Hoya Care Guide
Hoyas are also known as ‘wax plants’ due to their thick, waxy leaves that look like they were manufactured, not grown! They are incredibly popular and have lots of variations, making this guide helpful as you start out growing hoyas. These plants are hardy and live long lives, making them perfect for any plant parent.
The hoya plant consists of thick succulent leaves and stems that can store water for long periods. Therefore, the watering needs of this plant are quite low, so you can relax on the watering – just water at least once in a month when the soil has dried up. When watering, it is essential to ensure the pot has sufficient holes to avert potentiality of saturated or boggy soil as this can cause root rot. Yellowish leaves are a sign of too much water, and flaccid ones indicate they are thirsty.
Light and temperature
Hoya plants grow best in bright light and can withstand direct sunlight to some degree – but too much direct light can scorch leaves. Studies show that the plant can also survive in low light conditions, but its growth will be substantially inhibited. For optimal growth and preventing issues like wilting, the plants should be placed near bright windows. People living in temperate regions can grow the plant in pots outdoors during summer and take them indoors during colder seasons. Leaves turning yellow may be an indication of too much exposure to light.

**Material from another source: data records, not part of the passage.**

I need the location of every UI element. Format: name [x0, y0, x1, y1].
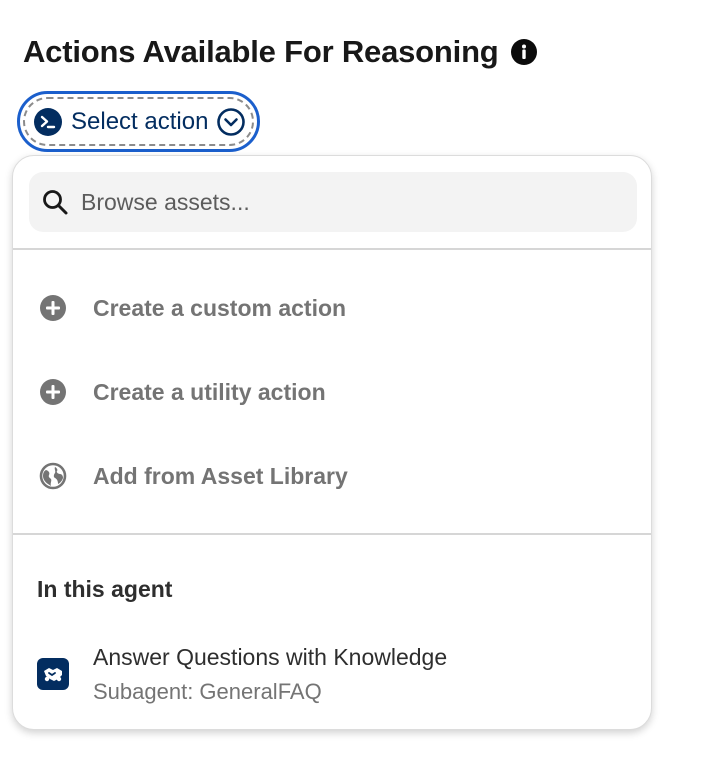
chevron-down-circle-icon — [216, 107, 246, 137]
agent-item-subtitle: Subagent: GeneralFAQ — [93, 678, 322, 704]
group-heading: In this agent — [37, 576, 173, 602]
select-action-button[interactable]: Select action — [17, 91, 260, 152]
search-box — [29, 172, 637, 232]
page: Actions Available For Reasoning Select a… — [0, 0, 702, 764]
search-icon — [41, 188, 69, 216]
select-action-label: Select action — [71, 107, 209, 135]
section-header: Actions Available For Reasoning — [23, 34, 537, 70]
menu-item-create-custom-action[interactable]: Create a custom action — [13, 276, 651, 340]
browse-assets-input[interactable] — [79, 187, 603, 217]
divider — [13, 533, 651, 535]
menu-item-label: Add from Asset Library — [93, 462, 348, 489]
select-action-inner: Select action — [23, 97, 254, 146]
menu-item-create-utility-action[interactable]: Create a utility action — [13, 360, 651, 424]
info-icon[interactable] — [510, 39, 537, 65]
add-circle-icon — [39, 294, 67, 322]
menu-item-label: Create a utility action — [93, 378, 326, 405]
agent-item-text: Answer Questions with Knowledge Subagent… — [93, 644, 447, 705]
section-title: Actions Available For Reasoning — [23, 34, 499, 69]
globe-icon — [39, 462, 67, 490]
action-dropdown-panel: Create a custom action Create a utility … — [12, 155, 652, 730]
menu-item-add-from-asset-library[interactable]: Add from Asset Library — [13, 444, 651, 508]
knowledge-handshake-icon — [37, 658, 69, 690]
prompt-terminal-icon — [33, 107, 63, 137]
menu-item-label: Create a custom action — [93, 294, 347, 321]
divider — [13, 248, 651, 250]
add-circle-icon — [39, 378, 67, 406]
agent-item-title: Answer Questions with Knowledge — [93, 643, 448, 670]
agent-action-item[interactable]: Answer Questions with Knowledge Subagent… — [13, 634, 651, 714]
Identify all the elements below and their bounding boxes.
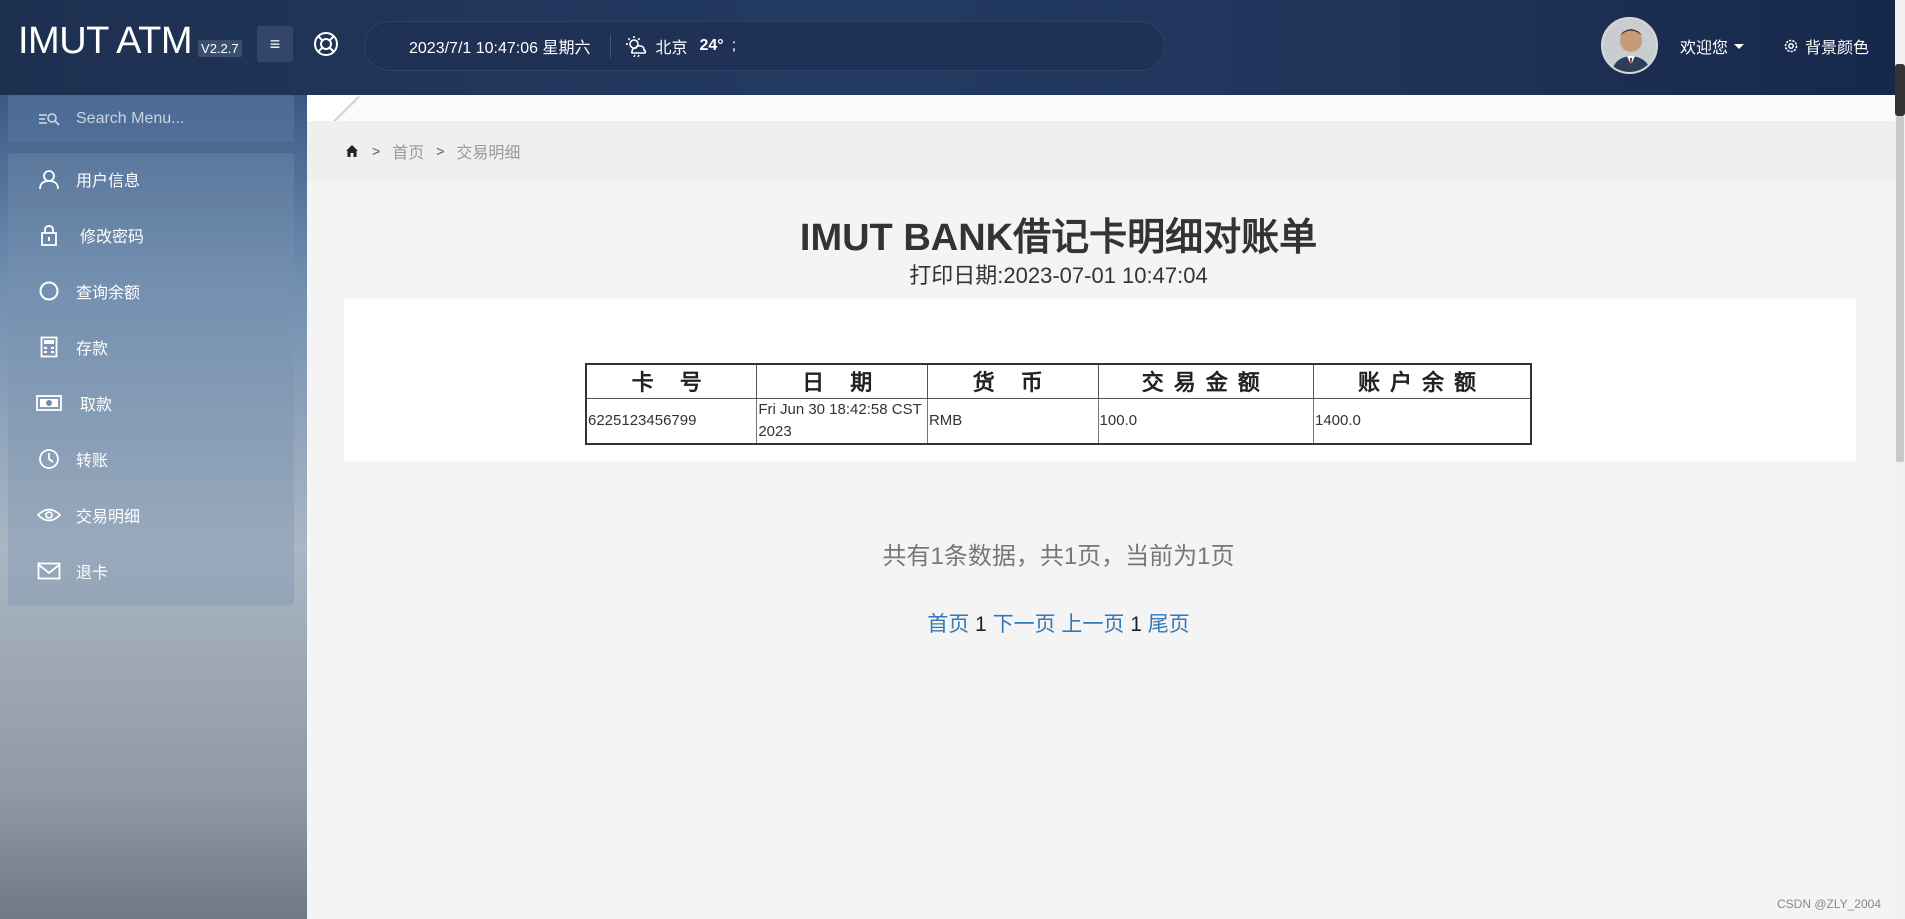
sidebar-item-label: 存款	[76, 341, 109, 358]
calculator-icon	[36, 334, 62, 360]
page-title: IMUT BANK借记卡明细对账单	[799, 217, 1318, 259]
sidebar-item-eject-card[interactable]: 退卡	[8, 545, 294, 597]
divider	[610, 34, 612, 58]
statement-card: 卡 号 日 期 货 币 交易金额 账户余额 6225123456799 Fri …	[344, 299, 1856, 461]
gear-icon	[1784, 39, 1798, 53]
total-page-number: 1	[1130, 613, 1142, 636]
lock-icon	[36, 222, 62, 248]
sidebar-item-balance[interactable]: 查询余额	[8, 265, 294, 317]
scroll-thumb[interactable]	[1896, 116, 1904, 462]
welcome-dropdown[interactable]: 欢迎您	[1680, 34, 1745, 58]
transactions-table: 卡 号 日 期 货 币 交易金额 账户余额 6225123456799 Fri …	[585, 363, 1532, 445]
sidebar-item-user-info[interactable]: 用户信息	[8, 153, 294, 205]
welcome-label: 欢迎您	[1680, 40, 1729, 57]
cell-currency: RMB	[926, 397, 1099, 445]
first-page-link[interactable]: 首页	[927, 613, 969, 636]
sidebar-item-label: 查询余额	[76, 285, 141, 302]
search-icon	[39, 112, 60, 126]
menu-search	[8, 95, 294, 142]
next-page-link[interactable]: 下一页	[993, 613, 1056, 636]
info-bar: 2023/7/1 10:47:06 星期六 北京 24° ;	[364, 21, 1165, 71]
prev-page-link[interactable]: 上一页	[1061, 613, 1124, 636]
column-header-amount: 交易金额	[1097, 363, 1315, 399]
table-row: 6225123456799 Fri Jun 30 18:42:58 CST 20…	[585, 397, 1532, 445]
search-input[interactable]	[76, 109, 276, 128]
chevron-right-icon: >	[436, 143, 445, 159]
weather-widget: 北京 24° ;	[625, 34, 736, 58]
column-header-currency: 货 币	[926, 363, 1099, 399]
cell-amount: 100.0	[1097, 397, 1315, 445]
sidebar-item-deposit[interactable]: 存款	[8, 321, 294, 373]
sidebar-item-label: 修改密码	[80, 229, 145, 246]
sidebar-item-label: 交易明细	[76, 509, 141, 526]
scroll-up-button[interactable]	[1895, 64, 1905, 116]
user-icon	[36, 166, 62, 192]
hamburger-icon: ≡	[269, 33, 281, 54]
sidebar-item-label: 退卡	[76, 565, 109, 582]
content-top-strip	[307, 95, 1895, 121]
current-page-number: 1	[975, 613, 987, 636]
cell-balance: 1400.0	[1313, 397, 1532, 445]
money-icon	[36, 390, 62, 416]
envelope-icon	[36, 558, 62, 584]
eye-icon	[36, 502, 62, 528]
weather-suffix: ;	[731, 37, 737, 54]
clock-text: 2023/7/1 10:47:06 星期六	[409, 40, 591, 57]
sidebar-item-transfer[interactable]: 转账	[8, 433, 294, 485]
breadcrumb-current: 交易明细	[456, 145, 521, 162]
menu-toggle-button[interactable]: ≡	[257, 26, 293, 62]
column-header-balance: 账户余额	[1313, 363, 1532, 399]
brand-name: IMUT ATM	[18, 20, 193, 62]
weather-temperature: 24°	[699, 37, 724, 54]
sidebar-item-change-password[interactable]: 修改密码	[8, 209, 294, 261]
pagination-summary: 共有1条数据，共1页，当前为1页	[882, 543, 1235, 570]
weather-city: 北京	[655, 40, 688, 57]
home-icon[interactable]	[344, 143, 360, 159]
cell-date: Fri Jun 30 18:42:58 CST 2023	[756, 397, 928, 445]
version-badge: V2.2.7	[198, 40, 242, 57]
sidebar-item-label: 取款	[80, 397, 113, 414]
user-photo	[1603, 19, 1656, 72]
table-header-row: 卡 号 日 期 货 币 交易金额 账户余额	[585, 363, 1532, 399]
sidebar-item-transactions[interactable]: 交易明细	[8, 489, 294, 541]
sidebar-item-label: 转账	[76, 453, 109, 470]
lifebuoy-icon	[314, 32, 338, 56]
chevron-right-icon: >	[372, 143, 381, 159]
watermark: CSDN @ZLY_2004	[1776, 897, 1881, 911]
sidebar-item-withdraw[interactable]: 取款	[8, 377, 294, 429]
weather-icon	[626, 36, 647, 57]
avatar[interactable]	[1601, 17, 1658, 74]
page-scrollbar[interactable]	[1895, 0, 1905, 919]
caret-down-icon	[1734, 43, 1745, 49]
cell-card-number: 6225123456799	[585, 397, 758, 445]
help-button[interactable]	[310, 28, 342, 60]
sidebar-menu: 用户信息 修改密码 查询余额 存款 取款 转账 交易明细 退卡	[8, 153, 294, 605]
breadcrumb-home-link[interactable]: 首页	[392, 139, 424, 163]
column-header-date: 日 期	[756, 363, 928, 399]
background-color-label: 背景颜色	[1805, 40, 1870, 57]
circle-icon	[36, 278, 62, 304]
main-content: > 首页 > 交易明细 IMUT BANK借记卡明细对账单 打印日期:2023-…	[307, 95, 1895, 919]
top-navbar: IMUT ATM V2.2.7 ≡ 2023/7/1 10:47:06 星期六	[0, 0, 1905, 95]
pagination: 首页 1 下一页 上一页 1 尾页	[307, 608, 1810, 638]
column-header-card: 卡 号	[585, 363, 758, 399]
sidebar-item-label: 用户信息	[76, 173, 141, 190]
last-page-link[interactable]: 尾页	[1148, 613, 1190, 636]
print-date: 打印日期:2023-07-01 10:47:04	[909, 263, 1208, 288]
breadcrumb: > 首页 > 交易明细	[307, 121, 1895, 181]
background-color-button[interactable]: 背景颜色	[1783, 34, 1869, 58]
sidebar: 用户信息 修改密码 查询余额 存款 取款	[0, 95, 307, 919]
clock-icon	[36, 446, 62, 472]
brand-logo[interactable]: IMUT ATM V2.2.7	[18, 20, 242, 68]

The plant grows better in lightly humid conditions. This implies the plant should be kept away from air conditioning vents, and if possible, it should be located in areas near a bathroom or a kitchen. Though it can tolerate dry air conditions, it is advisable to sprinkle water on the plant when humidity is low.
Soil and fertilizer
The soil requirements for Hoyas are particular. Propagating it in a soil mixture of 50 percent regular potting soil, 25 percent perlite, and 25 percent orchid bark will provide optimal soil requirements for your plant. The soil should support sufficient drainage of water and be loose enough to allow aeration. The Hoya will do well with a once a month supply of diluted regular houseplant fertilizer.
Cleaning and pruning
Hoyas are naturally waxy and shiny; thus, it does not require unique cleaning formulas. When it is dusty, you can gently wipe it with a wet piece of cloth to remove dust particles. The plant does not require regular pruning; however when the need arises, typical pruning tools can be used. Sophisticated protective gear is not necessary since the plant is neither poisonous nor harmful to the skin.
Propagating a Hoya
The plant can be propagated easily by cutting a stem with two mature leaves and rooting it in water. Once the stem has developed roots, it can now be transferred to a well-drained soil medium. The key challenge with this method is that it can take several months before a stem cutting develops roots. The process is also involved since one has to change water weekly. Another simplified approach is propagating from leaf cuttings. This method is suitable for those interested in growing a single heart shape flower. A hoya without a stem is unlikely to develop into a full plant.
Hoyas like being a bit root bound, which means you can rest easy on when it comes to repotting! Unless you have a Hoya heart, in which case keep an eye out for new growth, as that can be a sign it is time to repot.
Pests and Problems
Usually, Hoya plants are resistant to pests and illnesses. But it is essential to pay attention to possible mealybugs attacks. Severe mealybugs attack can cause fungal diseases. Withered stems and leaves should be removed before they can affect other regions of the plant.
Overwatering and prolonged humid conditions can result in rotting leaves. Always be sure to remove drying leaves, kill mealybugs, and move the plant to places with optimum growth conditions.